One
Jessica Killian stretched her leg on the barre, curving her body over so she could touch the top of her pointe shoe with her index finger. Her muscles strained and she welcomed the burn. There was nothing like ironing out her kinks and making her form nimble and loose, ready to take to the stage for her part as a ballerina in the opening dance sequence for the show.
A bout of nerves slammed into her; another thing she welcomed. If she didn’t get pre-show jitters, she worried something bad was going to happen.
Not that Jess never got jitters—she always did—but today they seemed more intense.
More fluttery.
Was it because this was the last leg of the national tour, and afterwards, her next career move was up in the air?
Was it because she was in San Diego?
Was it because there was a Naval base nearby?
Jess didn’t allow herself to think too much about the last idea. When she’d seen the list of cities on the tour, San Diego was their last port of call.
The Naval Base, Coronado, was close by.
Finn Spelling lived in San Diego.
Jess adjusted her stance and bent at the waist, feet flat on the ground, and touched her toes.
Finn.
She never allowed herself to think too much about Finn, her mom’s nephew. Her cousin by marriage only—there was no blood connection between them. Their family history was complicated. Her birth mom had died when she was a baby and she had no memories of Debbie Killian. When her dad had fallen in love with Finn’s aunt Poppy, she was happy to have a mom and she loved her with her whole heart. Finn, whose own parents had died when he was six had been adopted—not by his aunt Poppy who’d been his original guardian—but by Cerise and Brodie.
Yep—complicated.
Finn was the first boy she’d ever loved.
First boy she’d ever kissed.
First boy who’d broken her heart.
“Enough,” she muttered. There wasn’t any chance she and Finn would run into each other. He was a SEAL now, and likely deployed, doing something too dangerous for her to comprehend.

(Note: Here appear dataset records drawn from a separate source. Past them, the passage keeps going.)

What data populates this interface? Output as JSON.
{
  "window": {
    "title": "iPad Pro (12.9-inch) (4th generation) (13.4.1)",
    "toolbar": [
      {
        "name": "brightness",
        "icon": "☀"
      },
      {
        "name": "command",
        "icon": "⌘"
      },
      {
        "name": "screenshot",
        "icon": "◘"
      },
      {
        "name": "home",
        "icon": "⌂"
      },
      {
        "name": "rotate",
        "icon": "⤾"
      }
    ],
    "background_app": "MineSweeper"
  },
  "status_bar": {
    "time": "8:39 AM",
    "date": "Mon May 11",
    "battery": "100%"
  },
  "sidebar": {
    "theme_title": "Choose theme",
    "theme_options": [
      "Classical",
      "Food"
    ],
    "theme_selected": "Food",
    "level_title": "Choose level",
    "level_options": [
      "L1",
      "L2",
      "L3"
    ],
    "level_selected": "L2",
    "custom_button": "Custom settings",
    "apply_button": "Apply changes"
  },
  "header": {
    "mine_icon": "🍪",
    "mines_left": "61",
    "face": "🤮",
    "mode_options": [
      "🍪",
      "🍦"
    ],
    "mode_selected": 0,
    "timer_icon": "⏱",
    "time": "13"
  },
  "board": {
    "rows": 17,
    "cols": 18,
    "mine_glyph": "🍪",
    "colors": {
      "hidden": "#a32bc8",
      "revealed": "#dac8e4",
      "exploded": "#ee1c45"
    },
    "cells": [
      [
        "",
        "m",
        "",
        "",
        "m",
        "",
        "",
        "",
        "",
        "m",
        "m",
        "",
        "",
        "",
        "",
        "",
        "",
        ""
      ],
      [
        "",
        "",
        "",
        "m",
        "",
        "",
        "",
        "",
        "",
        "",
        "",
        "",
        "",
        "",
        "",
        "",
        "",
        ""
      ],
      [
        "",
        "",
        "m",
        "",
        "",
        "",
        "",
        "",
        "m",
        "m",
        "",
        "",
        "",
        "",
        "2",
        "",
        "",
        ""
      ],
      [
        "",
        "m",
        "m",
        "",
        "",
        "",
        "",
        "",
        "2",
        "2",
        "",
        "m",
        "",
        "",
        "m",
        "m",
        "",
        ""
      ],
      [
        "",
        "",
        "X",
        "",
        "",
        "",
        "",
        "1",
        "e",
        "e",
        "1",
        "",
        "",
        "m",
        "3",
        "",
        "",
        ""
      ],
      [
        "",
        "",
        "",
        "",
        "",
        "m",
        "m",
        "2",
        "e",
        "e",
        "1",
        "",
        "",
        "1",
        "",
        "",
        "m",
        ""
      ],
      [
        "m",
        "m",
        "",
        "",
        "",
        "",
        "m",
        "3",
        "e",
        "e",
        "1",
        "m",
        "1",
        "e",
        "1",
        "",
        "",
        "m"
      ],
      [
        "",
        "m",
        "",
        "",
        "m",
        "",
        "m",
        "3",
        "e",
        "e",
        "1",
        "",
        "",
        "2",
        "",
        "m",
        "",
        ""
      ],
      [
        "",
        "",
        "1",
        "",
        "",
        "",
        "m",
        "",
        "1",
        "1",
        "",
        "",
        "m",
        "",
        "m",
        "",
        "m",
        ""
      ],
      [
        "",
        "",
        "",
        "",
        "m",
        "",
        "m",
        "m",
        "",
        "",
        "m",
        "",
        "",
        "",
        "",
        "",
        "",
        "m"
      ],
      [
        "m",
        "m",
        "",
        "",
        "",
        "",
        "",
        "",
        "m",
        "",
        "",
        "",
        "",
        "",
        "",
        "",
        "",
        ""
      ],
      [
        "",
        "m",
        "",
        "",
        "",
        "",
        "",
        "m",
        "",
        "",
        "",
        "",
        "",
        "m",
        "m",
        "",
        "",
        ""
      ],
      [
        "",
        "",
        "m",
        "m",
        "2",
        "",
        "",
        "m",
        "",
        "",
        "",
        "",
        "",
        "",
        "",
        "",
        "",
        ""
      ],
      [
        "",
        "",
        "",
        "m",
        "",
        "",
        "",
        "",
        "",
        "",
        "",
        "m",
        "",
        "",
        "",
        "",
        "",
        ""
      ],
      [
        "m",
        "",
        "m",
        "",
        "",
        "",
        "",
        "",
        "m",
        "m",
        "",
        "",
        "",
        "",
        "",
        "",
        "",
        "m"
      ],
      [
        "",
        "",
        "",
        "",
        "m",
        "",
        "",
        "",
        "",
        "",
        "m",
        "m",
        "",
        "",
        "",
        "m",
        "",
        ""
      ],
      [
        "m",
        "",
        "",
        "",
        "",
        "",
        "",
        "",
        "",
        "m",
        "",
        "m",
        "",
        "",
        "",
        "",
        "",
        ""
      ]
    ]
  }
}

He was nowhere near her. Or this theatre. She could count on one hand the amount of times Finn had come to see her dance. She’d stopped getting her mom to invite his mom and dad to her performances after the fifth time they’d come, and he hadn’t shown up since.
Even now, disappointment sat low in her belly. All the times she’d looked into the audience, hoping to see his face, came back to her, but she’d found only an empty seat next to her mom’s.
“Dammit, you’re over this. Get your head in the game,” Jess chided. The last thing she needed was to be distracted and cause herself an injury.
Her career hung in the balance; getting injured now would put a nail in the coffin for getting another contract with the dance company. As it was, they were wary after what’d happened to her last year.
Another shudder rippled down Jess’s spine, but it had nothing to do with nerves and everything to do with Bartholomew Anderson.
He’d come so close to ruining everything for her. He hadn’t succeeded. There was no way he could touch her now. Not when he was locked away on the other side of the country.
Her mom and dad had wanted to come out in the hopes of seeing her final show, but her little sister was sick, so they’d stayed in San Antonio.
It sucked. Jess had been looking forward to seeing her parents. She needed one of her dad’s big bear hugs. Maybe it was better they hadn’t come, because Mom would’ve insisted on seeing Finn, if he was in town.
Jess’s aim was to do the show and hopefully not run into her former crush.
Heat coursed through her cheeks, remembering the last time she’d seen him. Four years ago, she’d just turned twenty-one, and had had one too many drinks with her friends. She’d graduated from Julliard and been offered a position as a dancer with the Baxter Dance Company, one of the most elite dance organizations in America, and she’d been thrilled.
Finn had turned up at the bar in his dress whites, looking sinfully sexy. He’d been to a Navy Ball and he and his friends had decided to hit the town. Out of hundreds of bars in New York, he’d walked into the one where she’d been.